MARD: Mirror-Augmented Reasoning Distillation for Mechanism-Level Drug-Drug Interaction Prediction

MARD：用于机制级药物相互作用预测的镜像增强推理蒸馏

Abstract: Mechanism-level drug-level drug-drug interaction (DDI) prediction requires identifying which enzyme or pharmacodynamic axis is implicated, in which direction, and with which evidence — not merely whether two drugs interact. We introduce a reproducible mechanism-level DDI labelling and evaluation protocol with a structured 7-family/147-subtype taxonomy, leakage-safe cold-split protocols, and auditable reasoning metrics for evaluating pharmacological prediction beyond flat interaction classification.

摘要： 机制级药物相互作用（DDI）预测不仅需要判断两种药物是否会产生相互作用，还需要识别涉及哪种酶或药效学轴、作用方向以及相关证据。我们引入了一套可复现的机制级 DDI 标注与评估协议，包含结构化的 7 个家族/147 个亚型的分类法、防泄漏的冷分割（cold-split）协议，以及用于评估超越简单交互分类的药理学预测的可审计推理指标。

We propose a pipeline that produces a 7B reasoning MARD (Mirror-Augmented Reasoning Distillation), combining three training innovations: a single-token KL divergence on direction tag that ties the model’s prediction, per-loss PRM-weighted DPO with programmatic hard negatives, and a leakage-safe mechanism-aware retrieval channel.

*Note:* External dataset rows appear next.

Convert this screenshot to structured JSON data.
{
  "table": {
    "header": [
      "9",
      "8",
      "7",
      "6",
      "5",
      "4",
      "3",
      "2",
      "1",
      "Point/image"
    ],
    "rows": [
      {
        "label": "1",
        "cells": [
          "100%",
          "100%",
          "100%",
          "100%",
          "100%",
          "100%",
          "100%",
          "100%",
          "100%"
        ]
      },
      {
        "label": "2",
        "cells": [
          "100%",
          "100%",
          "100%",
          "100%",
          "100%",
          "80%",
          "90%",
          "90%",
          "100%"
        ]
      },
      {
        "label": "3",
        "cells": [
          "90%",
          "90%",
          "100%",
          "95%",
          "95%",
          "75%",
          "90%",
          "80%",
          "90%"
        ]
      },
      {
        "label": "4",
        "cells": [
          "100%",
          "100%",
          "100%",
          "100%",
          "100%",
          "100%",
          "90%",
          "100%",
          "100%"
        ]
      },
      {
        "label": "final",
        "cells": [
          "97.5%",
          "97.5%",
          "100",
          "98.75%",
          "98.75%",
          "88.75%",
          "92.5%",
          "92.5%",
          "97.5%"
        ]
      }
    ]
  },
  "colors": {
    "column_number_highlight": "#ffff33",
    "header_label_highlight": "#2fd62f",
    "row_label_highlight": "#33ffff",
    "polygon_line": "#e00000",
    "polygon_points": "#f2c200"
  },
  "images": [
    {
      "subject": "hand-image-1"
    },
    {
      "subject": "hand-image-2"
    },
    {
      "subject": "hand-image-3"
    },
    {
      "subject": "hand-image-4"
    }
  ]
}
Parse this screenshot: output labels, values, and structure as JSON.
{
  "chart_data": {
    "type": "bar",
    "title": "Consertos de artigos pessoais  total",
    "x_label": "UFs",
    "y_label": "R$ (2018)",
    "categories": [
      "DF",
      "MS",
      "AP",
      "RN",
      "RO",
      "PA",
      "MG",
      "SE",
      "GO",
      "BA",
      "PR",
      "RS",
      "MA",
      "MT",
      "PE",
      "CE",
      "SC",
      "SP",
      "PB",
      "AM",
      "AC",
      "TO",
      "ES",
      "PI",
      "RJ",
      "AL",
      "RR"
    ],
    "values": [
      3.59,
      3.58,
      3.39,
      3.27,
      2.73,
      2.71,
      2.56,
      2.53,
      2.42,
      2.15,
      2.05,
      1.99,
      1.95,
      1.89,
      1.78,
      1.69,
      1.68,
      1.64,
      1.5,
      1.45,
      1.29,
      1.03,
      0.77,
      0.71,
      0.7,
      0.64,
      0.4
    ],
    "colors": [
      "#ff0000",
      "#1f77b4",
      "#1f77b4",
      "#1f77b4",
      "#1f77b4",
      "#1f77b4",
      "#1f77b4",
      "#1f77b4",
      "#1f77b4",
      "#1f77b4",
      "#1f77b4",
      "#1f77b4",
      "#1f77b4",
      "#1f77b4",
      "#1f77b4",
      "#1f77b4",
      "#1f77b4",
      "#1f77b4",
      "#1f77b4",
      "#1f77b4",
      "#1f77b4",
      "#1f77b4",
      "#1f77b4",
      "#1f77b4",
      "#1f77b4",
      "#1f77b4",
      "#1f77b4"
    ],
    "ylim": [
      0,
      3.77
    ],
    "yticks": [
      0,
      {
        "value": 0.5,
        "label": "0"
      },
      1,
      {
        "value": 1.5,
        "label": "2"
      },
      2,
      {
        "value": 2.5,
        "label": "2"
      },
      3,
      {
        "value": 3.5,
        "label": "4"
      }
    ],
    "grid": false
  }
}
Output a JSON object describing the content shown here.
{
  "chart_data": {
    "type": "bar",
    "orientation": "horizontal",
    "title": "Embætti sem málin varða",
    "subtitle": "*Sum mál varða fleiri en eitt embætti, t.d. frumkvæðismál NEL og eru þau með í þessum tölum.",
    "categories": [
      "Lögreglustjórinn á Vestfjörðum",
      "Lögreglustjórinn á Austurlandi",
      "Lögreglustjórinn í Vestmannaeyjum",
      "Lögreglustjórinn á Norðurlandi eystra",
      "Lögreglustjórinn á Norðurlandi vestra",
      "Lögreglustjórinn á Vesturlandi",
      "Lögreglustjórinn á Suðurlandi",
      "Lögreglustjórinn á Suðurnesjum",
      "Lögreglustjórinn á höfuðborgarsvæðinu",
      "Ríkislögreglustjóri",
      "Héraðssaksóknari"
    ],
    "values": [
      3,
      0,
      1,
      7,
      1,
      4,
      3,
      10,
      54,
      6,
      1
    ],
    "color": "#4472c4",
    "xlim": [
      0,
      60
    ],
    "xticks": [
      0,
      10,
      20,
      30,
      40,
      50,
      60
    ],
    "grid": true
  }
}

Process-reward step labels are automatically verifiable against DrugBank-structured fields, requiring no human or LLM judges.

我们提出了一种能够生成 7B 参数推理模型 MARD（镜像增强推理蒸馏）的流水线，结合了三项训练创新：针对方向标签的单标记 KL 散度（用于约束模型预测）、基于损失的 PRM 加权 DPO（结合程序化硬负样本），以及防泄漏的机制感知检索通道。过程奖励（Process-reward）步骤标签可根据 DrugBank 的结构化字段自动验证，无需人工或大模型（LLM）评估。

On the April-2026 DrugBank release, our MARD-7B is the only system in a 32-system comparison whose accuracy survives drug-pair novelty, beating the best baseline by +13.9 pp and GPT-4o by +6.7 pp at ~1% of frontier API cost. Further analysis reveals an anti-memorisation signature where accuracy improves on rarely seen drugs, suggesting that gain comes from structured pharmacological reasoning rather than drug-frequency memorisation. We release corpus, DDI-PRM, retrieval index, and training code.

在 2026 年 4 月发布的 DrugBank 数据集上，MARD-7B 是 32 个对比系统中唯一在面对新药物对时仍能保持准确性的模型，其表现比最佳基准高出 13.9 个百分点，比 GPT-4o 高出 6.7 个百分点，而成本仅为前沿 API 的约 1%。进一步分析揭示了一种“反记忆”特征，即模型在罕见药物上的准确率反而有所提升，这表明其性能增益源于结构化的药理学推理，而非对药物出现频率的记忆。我们已开源语料库、DDI-PRM、检索索引及训练代码。